Peplometus congoensis has distinctive copulatory organs. The male has a rounded cymbium next to a smaller palpal bulb. The bulb consists of a tegulum with a pronounced bulge at the bottom and a thin projection called an embolus extending from its top that wraps itself in tight coils before projecting away from the bulb. The small palpal tibia has a single spike, or tibial apophysis, projecting upwards. The female spider's epigyne, or external and most visible part of the female copulatory organs, is relatively large and rectangular. It has a semi-circular depression in the middle that is split into two by a short wide ridge. The two copulatory openings lead via short wide ducts to relatively small kidney-shaped receptacles called spermathecae.

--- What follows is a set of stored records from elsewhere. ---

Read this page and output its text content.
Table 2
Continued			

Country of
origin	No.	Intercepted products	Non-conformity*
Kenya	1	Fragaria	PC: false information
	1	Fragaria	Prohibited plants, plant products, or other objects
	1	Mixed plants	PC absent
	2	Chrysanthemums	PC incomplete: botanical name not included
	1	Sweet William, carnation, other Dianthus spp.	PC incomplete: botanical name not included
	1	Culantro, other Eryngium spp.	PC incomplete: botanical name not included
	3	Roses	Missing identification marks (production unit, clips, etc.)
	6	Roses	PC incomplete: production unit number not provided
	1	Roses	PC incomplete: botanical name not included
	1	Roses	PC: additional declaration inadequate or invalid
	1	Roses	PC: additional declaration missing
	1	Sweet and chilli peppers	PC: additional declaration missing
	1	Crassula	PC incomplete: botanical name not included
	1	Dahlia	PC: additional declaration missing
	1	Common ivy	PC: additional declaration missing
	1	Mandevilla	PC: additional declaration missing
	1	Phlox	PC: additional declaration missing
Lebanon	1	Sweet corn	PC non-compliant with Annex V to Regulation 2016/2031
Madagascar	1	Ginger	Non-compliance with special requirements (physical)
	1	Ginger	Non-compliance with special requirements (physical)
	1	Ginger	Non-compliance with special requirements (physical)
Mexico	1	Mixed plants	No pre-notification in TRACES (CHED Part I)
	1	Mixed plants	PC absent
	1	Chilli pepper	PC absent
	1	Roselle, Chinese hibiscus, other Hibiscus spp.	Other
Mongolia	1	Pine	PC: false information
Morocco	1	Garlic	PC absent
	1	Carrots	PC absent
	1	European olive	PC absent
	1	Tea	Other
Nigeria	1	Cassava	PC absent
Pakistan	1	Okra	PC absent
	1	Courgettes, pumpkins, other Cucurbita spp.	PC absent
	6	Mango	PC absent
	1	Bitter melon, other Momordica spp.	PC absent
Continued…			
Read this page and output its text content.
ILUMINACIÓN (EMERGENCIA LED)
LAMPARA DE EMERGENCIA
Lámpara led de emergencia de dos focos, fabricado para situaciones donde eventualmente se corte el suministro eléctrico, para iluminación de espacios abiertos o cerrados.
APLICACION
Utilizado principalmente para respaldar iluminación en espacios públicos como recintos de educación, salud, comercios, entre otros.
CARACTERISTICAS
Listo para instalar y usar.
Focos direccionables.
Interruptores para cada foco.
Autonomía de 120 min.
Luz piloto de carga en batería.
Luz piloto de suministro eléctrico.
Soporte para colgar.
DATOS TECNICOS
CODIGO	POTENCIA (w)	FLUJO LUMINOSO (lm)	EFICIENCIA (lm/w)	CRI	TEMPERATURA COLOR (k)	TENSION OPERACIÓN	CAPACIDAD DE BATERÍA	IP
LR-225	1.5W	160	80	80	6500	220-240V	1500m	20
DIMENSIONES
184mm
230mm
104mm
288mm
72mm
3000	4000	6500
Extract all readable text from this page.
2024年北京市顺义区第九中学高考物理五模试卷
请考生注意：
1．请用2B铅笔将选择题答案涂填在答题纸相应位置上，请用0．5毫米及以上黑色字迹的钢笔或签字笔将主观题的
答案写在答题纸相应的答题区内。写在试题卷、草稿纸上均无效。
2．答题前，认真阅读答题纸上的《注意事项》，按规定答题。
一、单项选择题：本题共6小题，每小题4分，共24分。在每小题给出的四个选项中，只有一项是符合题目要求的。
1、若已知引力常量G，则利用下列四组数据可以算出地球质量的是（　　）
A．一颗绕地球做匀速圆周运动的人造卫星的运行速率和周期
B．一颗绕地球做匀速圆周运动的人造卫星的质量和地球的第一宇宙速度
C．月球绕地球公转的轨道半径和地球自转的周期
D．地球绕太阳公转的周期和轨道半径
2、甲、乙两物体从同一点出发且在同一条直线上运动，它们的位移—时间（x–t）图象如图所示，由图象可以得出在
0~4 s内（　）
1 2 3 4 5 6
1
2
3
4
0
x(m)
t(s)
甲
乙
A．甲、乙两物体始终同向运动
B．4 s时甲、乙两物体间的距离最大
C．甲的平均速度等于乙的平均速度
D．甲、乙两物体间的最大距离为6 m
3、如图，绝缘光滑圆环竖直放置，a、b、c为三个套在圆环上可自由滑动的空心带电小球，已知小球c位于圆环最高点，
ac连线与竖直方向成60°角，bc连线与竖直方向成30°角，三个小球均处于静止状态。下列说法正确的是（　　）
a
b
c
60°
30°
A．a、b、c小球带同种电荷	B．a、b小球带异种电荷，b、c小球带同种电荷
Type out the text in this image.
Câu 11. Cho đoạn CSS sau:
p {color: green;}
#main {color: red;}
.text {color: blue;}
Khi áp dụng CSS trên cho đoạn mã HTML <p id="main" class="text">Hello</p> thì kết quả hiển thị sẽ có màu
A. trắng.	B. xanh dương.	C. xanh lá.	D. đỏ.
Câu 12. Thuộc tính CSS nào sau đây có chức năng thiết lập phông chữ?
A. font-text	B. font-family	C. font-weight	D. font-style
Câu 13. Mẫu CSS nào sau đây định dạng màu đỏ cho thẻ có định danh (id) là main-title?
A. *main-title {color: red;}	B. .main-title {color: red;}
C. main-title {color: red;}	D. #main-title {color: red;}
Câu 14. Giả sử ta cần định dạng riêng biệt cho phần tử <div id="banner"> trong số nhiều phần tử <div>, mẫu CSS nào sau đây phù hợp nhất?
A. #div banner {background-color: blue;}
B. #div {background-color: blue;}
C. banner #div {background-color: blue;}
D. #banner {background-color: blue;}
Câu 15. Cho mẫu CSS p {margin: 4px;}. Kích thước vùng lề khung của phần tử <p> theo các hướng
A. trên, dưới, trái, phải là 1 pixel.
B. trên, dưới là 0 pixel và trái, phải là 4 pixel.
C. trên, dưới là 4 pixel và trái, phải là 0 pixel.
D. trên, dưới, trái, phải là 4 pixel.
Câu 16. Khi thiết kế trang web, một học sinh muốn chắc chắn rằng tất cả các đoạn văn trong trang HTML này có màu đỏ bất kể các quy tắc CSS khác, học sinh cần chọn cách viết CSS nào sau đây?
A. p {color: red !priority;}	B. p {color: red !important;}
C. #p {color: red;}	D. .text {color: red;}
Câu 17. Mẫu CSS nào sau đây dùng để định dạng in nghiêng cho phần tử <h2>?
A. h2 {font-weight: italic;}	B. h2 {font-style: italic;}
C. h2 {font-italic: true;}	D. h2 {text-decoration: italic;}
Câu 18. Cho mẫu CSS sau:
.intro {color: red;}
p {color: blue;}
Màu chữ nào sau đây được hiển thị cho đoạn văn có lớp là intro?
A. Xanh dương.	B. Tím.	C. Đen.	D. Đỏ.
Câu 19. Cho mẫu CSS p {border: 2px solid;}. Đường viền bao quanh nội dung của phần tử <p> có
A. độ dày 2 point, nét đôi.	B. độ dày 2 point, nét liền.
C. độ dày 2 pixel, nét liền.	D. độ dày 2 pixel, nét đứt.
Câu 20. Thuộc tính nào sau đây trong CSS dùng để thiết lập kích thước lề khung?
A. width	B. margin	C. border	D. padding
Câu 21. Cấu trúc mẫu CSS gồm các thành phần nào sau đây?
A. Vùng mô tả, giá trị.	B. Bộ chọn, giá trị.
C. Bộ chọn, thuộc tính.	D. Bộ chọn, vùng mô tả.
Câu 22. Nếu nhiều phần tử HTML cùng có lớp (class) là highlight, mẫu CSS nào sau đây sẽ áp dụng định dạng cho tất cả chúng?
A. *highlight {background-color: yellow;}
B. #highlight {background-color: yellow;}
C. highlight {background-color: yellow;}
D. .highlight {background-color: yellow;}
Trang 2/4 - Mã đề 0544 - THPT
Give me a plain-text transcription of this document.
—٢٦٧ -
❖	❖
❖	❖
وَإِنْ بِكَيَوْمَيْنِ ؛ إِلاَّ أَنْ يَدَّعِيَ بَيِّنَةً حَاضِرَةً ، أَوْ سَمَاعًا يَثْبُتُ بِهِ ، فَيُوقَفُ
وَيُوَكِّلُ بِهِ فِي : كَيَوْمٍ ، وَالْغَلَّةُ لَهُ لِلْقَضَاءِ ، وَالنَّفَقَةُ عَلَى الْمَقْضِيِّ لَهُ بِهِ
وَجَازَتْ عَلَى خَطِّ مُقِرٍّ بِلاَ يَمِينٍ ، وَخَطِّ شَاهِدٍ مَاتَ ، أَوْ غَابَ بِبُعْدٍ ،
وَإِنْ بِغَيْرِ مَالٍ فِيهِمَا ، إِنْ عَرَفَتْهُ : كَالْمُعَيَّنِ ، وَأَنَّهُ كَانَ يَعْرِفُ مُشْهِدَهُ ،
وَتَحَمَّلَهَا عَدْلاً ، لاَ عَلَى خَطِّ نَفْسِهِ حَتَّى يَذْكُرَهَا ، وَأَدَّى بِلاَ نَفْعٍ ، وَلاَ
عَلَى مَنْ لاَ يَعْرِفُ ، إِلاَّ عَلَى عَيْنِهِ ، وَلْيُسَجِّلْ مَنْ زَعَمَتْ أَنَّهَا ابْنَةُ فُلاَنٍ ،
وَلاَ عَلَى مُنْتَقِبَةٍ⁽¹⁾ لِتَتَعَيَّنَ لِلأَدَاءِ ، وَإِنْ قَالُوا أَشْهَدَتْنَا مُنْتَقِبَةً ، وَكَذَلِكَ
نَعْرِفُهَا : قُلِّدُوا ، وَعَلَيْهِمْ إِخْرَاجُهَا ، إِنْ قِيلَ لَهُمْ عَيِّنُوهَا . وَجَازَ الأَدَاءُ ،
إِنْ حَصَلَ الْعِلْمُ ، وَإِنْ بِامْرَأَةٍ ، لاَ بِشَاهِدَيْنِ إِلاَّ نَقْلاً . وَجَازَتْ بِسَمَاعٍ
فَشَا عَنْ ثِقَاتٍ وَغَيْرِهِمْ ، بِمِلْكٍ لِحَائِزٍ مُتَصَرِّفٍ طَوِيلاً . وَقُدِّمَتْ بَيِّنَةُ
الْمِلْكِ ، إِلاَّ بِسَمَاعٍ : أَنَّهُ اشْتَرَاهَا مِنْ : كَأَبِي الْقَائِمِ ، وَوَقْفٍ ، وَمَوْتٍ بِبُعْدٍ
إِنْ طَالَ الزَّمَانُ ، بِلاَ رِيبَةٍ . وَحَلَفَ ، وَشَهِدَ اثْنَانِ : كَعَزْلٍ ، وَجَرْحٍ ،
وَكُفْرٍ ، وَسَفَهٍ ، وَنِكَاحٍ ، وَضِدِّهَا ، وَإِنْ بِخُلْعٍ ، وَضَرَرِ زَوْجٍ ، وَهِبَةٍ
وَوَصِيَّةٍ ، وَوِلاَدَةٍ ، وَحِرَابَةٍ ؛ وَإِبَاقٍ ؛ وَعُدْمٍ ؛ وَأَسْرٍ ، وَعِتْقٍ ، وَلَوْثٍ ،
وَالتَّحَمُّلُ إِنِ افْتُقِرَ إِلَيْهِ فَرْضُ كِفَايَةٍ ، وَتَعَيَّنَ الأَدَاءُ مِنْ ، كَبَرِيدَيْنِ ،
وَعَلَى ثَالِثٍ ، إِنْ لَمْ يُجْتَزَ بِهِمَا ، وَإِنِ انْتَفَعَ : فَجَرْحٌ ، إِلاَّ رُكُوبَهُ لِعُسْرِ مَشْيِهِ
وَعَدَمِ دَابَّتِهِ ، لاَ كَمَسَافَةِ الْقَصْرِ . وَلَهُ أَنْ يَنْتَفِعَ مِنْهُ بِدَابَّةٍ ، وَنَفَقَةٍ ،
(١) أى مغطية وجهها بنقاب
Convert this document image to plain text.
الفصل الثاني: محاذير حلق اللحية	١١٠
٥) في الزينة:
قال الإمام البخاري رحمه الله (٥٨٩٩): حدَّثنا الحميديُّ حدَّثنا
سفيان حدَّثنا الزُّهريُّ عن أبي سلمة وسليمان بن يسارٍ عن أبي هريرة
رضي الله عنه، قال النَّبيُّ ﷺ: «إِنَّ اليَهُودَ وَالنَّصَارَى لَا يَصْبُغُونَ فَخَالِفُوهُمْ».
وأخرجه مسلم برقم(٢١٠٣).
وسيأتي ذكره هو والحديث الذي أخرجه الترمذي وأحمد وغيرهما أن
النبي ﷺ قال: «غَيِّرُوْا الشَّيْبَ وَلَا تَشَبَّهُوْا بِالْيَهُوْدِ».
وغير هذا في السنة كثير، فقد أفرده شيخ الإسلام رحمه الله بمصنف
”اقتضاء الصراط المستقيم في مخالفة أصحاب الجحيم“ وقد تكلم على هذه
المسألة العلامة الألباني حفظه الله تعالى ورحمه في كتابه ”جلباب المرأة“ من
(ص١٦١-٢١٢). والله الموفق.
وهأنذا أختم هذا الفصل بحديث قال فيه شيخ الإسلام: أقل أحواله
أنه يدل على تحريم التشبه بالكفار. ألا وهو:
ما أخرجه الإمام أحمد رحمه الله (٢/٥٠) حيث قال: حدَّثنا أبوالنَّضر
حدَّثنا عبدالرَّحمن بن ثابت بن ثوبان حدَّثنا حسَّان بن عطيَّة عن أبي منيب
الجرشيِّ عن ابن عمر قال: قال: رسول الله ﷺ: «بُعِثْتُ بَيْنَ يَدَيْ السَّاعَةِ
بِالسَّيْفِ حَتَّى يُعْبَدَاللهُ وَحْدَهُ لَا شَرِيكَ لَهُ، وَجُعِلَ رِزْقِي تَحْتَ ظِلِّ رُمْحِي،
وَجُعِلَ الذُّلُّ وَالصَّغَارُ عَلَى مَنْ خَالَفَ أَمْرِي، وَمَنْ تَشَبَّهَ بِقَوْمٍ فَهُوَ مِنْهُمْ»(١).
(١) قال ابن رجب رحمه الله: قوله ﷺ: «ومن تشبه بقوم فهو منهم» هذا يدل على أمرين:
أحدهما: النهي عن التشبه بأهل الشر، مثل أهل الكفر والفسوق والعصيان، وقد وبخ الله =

==Distribution and habitat==
Peplometus spiders generally live in Africa and have been found in Yemen. Peplometus congoensis lives in both Congos. The male holotype was found near Brazzaville in Republic of the Congo in 1963. Other examples have been found nearby. It was subsequently, in 2007, discovered in Democratic Republic of the Congo living in the Luki Biosphere Reserve. The spider lives in rainforests. Its habitat is under threat from deforestation and forest degradation, and is vulnerable to climate change impacts that threaten biodiversity. The implications on many of the species, including Peplometus congoensis, that live in the area and whether they can adapt to the changes are poorly understood. Its resemblance to beetles of the family Chrysomelidae may be a form of camouflage, enabling it to hide amongst the trees.